There's no evidence Socrates said that.
Joel Eidsath (per litteras) suggests that the substance of the quotation is contained in Plato's Apology. He adduces the following two passages.

Plato, Apology 21 b-d (tr. Christopher Emlyn-Jones and William Preddy):
Now consider why I say these things. It's because I'm going to tell you where my bad reputation comes from....So by examining him carefully—there's no need for me to tell you his name; he was one of the politicians who, when I investigated him, gave me this impression, fellow Athenians—and by engaging him in conversation it seemed to me that this man seemed to be wise both to a lot of other people and above all to himself, but he wasn't. Then I attempted to demonstrate to him that he thought he was wise, but wasn't. Consequently then I earned his dislike and that of many of those who were standing by....
Id. 22 e-23 a:
So as a result of this scrutiny, men of Athens, I incurred a great deal of enmity of a very harsh and grievous kind, so that from this there have arisen many slanders, and I got this label "wise."
The Greek:
Σκέψασθε δὴ ὧν ἕνεκα ταῦτα λέγω· μέλλω γὰρ ὑμᾶς διδάξειν ὅθεν μοι ἡ διαβολὴ γέγονεν....διασκοπῶν οὖν τοῦτον—ὀνόματι γὰρ οὐδὲν δέομαι λέγειν, ἦν δέ τις τῶν πολιτικῶν πρὸς ὃν ἐγὼ σκοπῶν τοιοῦτόν τι ἔπαθον, ὦ ἄνδρες Ἀθηναῖοι, καὶ διαλεγόμενος αὐτῷ—ἔδοξέ μοι οὗτος ὁ ἀνὴρ δοκεῖν μὲν εἶναι σοφὸς ἄλλοις τε πολλοῖς ἀνθρώποις καὶ μάλιστα ἑαυτῷ, εἶναι δ' οὔ· κἄπειτα ἐπειρώμην αὐτῷ δεικνύναι ὅτι οἴοιτο μὲν εἶναι σοφός, εἴη δ' οὔ. ἐντεῦθεν οὖν τούτῳ τε ἀπηχθόμην καὶ πολλοῖς τῶν παρόντων....
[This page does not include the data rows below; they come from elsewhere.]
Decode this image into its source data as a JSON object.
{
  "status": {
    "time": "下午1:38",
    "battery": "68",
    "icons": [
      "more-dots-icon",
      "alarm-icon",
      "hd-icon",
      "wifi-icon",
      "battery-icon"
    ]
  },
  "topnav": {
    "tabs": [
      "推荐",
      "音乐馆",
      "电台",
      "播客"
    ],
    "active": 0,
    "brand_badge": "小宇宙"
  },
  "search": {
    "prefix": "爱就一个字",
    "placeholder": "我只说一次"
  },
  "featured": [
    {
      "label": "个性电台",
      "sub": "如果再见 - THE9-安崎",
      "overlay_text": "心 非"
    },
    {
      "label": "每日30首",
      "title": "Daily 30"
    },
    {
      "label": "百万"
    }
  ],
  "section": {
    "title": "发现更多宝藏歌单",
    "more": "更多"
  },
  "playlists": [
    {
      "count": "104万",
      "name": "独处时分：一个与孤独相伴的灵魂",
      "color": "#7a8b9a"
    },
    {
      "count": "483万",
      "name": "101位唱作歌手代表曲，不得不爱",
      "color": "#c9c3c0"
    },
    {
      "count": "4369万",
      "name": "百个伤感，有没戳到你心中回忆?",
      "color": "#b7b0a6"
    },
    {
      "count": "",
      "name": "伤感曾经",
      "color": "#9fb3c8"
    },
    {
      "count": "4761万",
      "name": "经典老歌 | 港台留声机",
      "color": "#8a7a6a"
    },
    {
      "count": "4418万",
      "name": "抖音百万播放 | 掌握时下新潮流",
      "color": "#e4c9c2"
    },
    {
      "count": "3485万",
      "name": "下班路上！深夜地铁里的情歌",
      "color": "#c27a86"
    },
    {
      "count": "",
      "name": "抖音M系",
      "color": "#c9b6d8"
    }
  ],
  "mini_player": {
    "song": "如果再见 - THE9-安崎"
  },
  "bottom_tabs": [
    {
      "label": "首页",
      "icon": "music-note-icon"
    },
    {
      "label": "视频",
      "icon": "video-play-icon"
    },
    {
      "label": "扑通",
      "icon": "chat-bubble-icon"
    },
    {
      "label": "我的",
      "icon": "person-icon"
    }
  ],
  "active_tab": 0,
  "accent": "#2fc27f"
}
....Ἐκ ταυτησὶ δὴ τῆς ἐξετάσεως, ὦ ἄνδρες Ἀθηναῖοι, πολλαὶ μὲν ἀπέχθειαί μοι γεγόνασι καὶ οἷαι χαλεπώταται καὶ βαρύταται, ὥστε πολλὰς διαβολὰς ἀπ' αὐτῶν γεγονέναι, ὄνομα δὲ τοῦτο λέγεσθαι, σοφὸς εἶναι.
In other words, because Socrates' enemies were unsuccessful in debating him, they made slanderous accusations against him.